New business model to reduce disaster risk

READY FOR ACTION: Resilient Ready founder Renae Hanvin presented the Limestone Coast with the BCR Toolkit in hopes to encourage businesses to adapt a more disaster-ready approach to their daily lives. Picture: TYLER REDWAY

Tyler Redway

A NEW business toolkit was presented in Mount Gambier last week to help businesses assess how certain disasters could be prevented.

The Business Community Resilience (BCR) Toolkit was designed by Resilient Ready, an organisation which aims to drive a new ecosystem in business community risk reduction and resilience.

Resilient Ready founder Renae Hanvin said the toolkit was designed to ensure all businesses could “thrive and survive” while she visited Mount Gambier last week.

According to Ms Hanvin, the toolkit is currently a free program which was funded by SAFECOM’s Disaster Risk Reduction Grants.

“For Mount Gambier, the businesses are the community’s economic and social heartbeat so the toolkit is not something you’re going to spend 20 hours on to never understand it,” Ms Hanvin said.

“The toolkit is really about helping in small steps, almost in five minute intervals like little tasks which build resilience in you and also your business.”

Ms Hanvin said disasters could be defined as either major, such as bushfires, floods or cyber attacks, or minor issues such as power outages, roadworks or pest problems.

She said any factor had the ability to disrupt a business, which was why it was important to be prepared for most situations.

“The main thing people need to do, particularly in a small business, is with your time, staff and cash, you’re working in the business to get through the day, but what people need to do is commit to taking a bit of time to step back and work on their business,” she said.

“I think it’s not about preparing for those big disaster events, because most of the steps we help people learn about and change behaviours that will help them in the good times.”

Ms Hanvin said she was inspired to help businesses understand the risk of disasters after witnessing the effects of previous floods in Brisbane on smaller businesses.

Before starting her own business, Ms Hanvin said she had previously worked with Australia Post at the time of the Brisbane floods.
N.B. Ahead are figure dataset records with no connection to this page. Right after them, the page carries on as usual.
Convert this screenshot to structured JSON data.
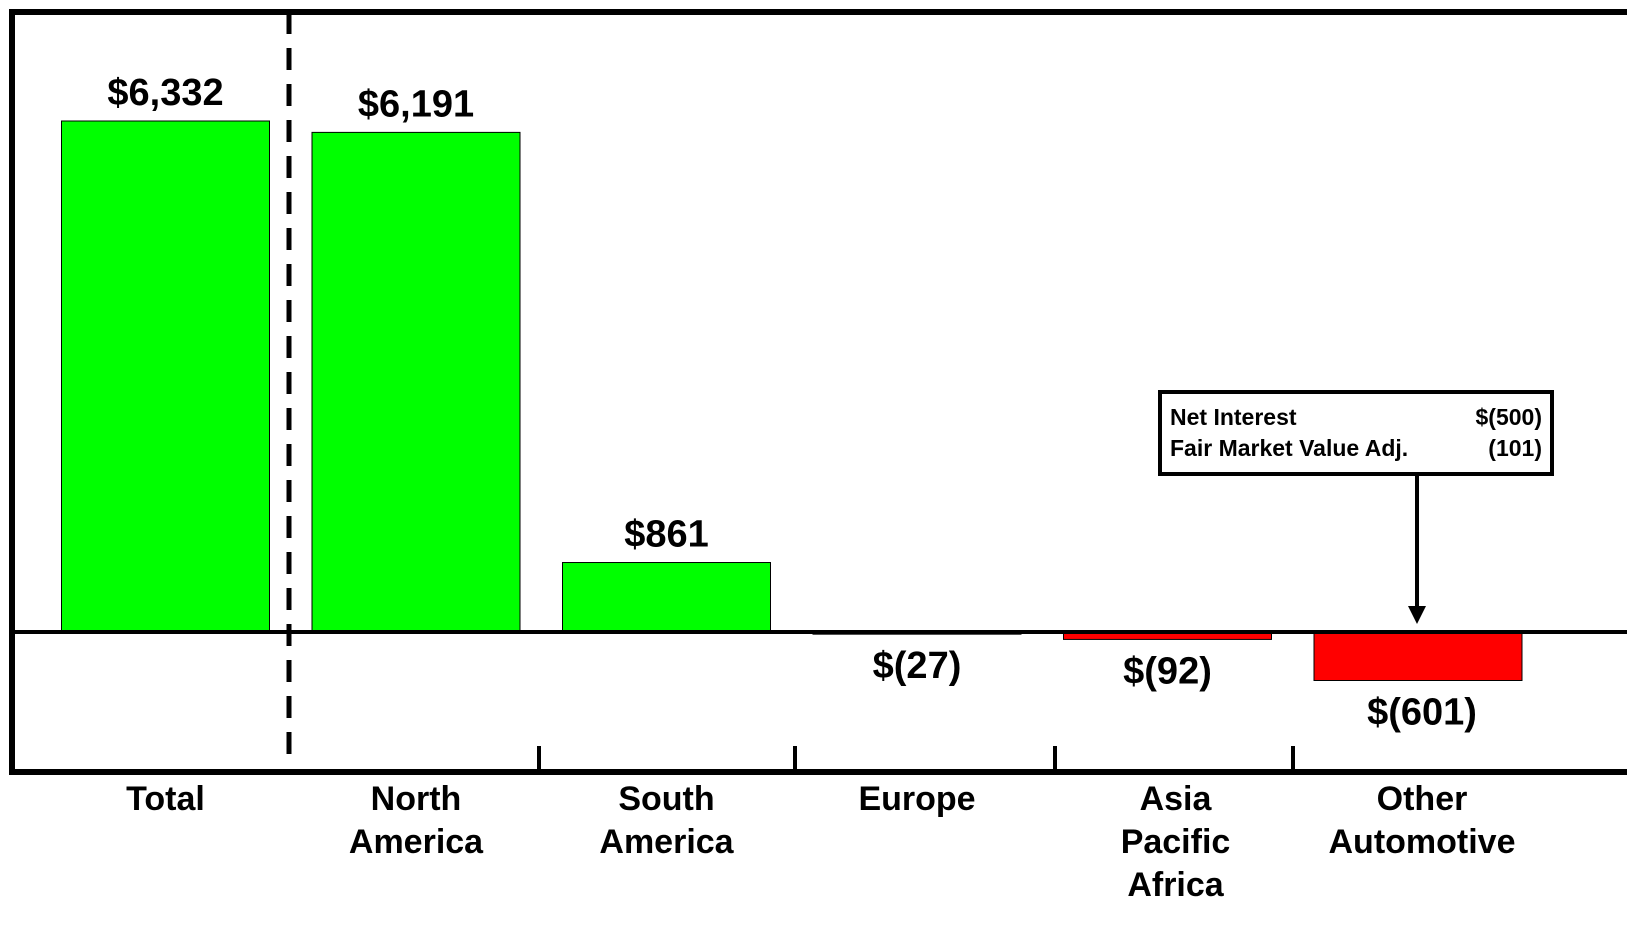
{
  "chart_data": {
    "type": "bar",
    "categories": [
      "Total",
      "North America",
      "South America",
      "Europe",
      "Asia Pacific Africa",
      "Other Automotive"
    ],
    "category_lines": [
      [
        "Total"
      ],
      [
        "North",
        "America"
      ],
      [
        "South",
        "America"
      ],
      [
        "Europe"
      ],
      [
        "Asia",
        "Pacific",
        "Africa"
      ],
      [
        "Other",
        "Automotive"
      ]
    ],
    "values": [
      6332,
      6191,
      861,
      -27,
      -92,
      -601
    ],
    "value_labels": [
      "$6,332",
      "$6,191",
      "$861",
      "$(27)",
      "$(92)",
      "$(601)"
    ],
    "colors": {
      "positive": "#00ff00",
      "negative": "#ff0000",
      "axis": "#000000"
    },
    "ylim": [
      -1700,
      7700
    ],
    "grid": false,
    "legend": "none",
    "annotation": {
      "rows": [
        {
          "label": "Net Interest",
          "value": "$(500)"
        },
        {
          "label": "Fair Market Value Adj.",
          "value": "(101)"
        }
      ]
    }
  }
}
“I was looking at the independent Australia Post stores so things like newsagents with the mums and dads having to sell stacks and they really struggled and were so not ready,” she said.

“The corporates didn’t know what help they needed which I think triggered something in me into thinking we need to help businesses understand how to be ready.

“For the small business person who doesn’t have any risk experience or resilience, it’s about what they need to know and how they need to know it in roughly five minutes and then how they can learn things which will change their behaviour.”

Ms Hanvin said her long time goal was to create a certification process which allowed businesses to show they would be ready for any kind of disruption to their organisations.

The Limestone Coast BCR Toolkit first began in July and will run until October 2023.

More information about the toolkit can be found on Resilient Ready’s website.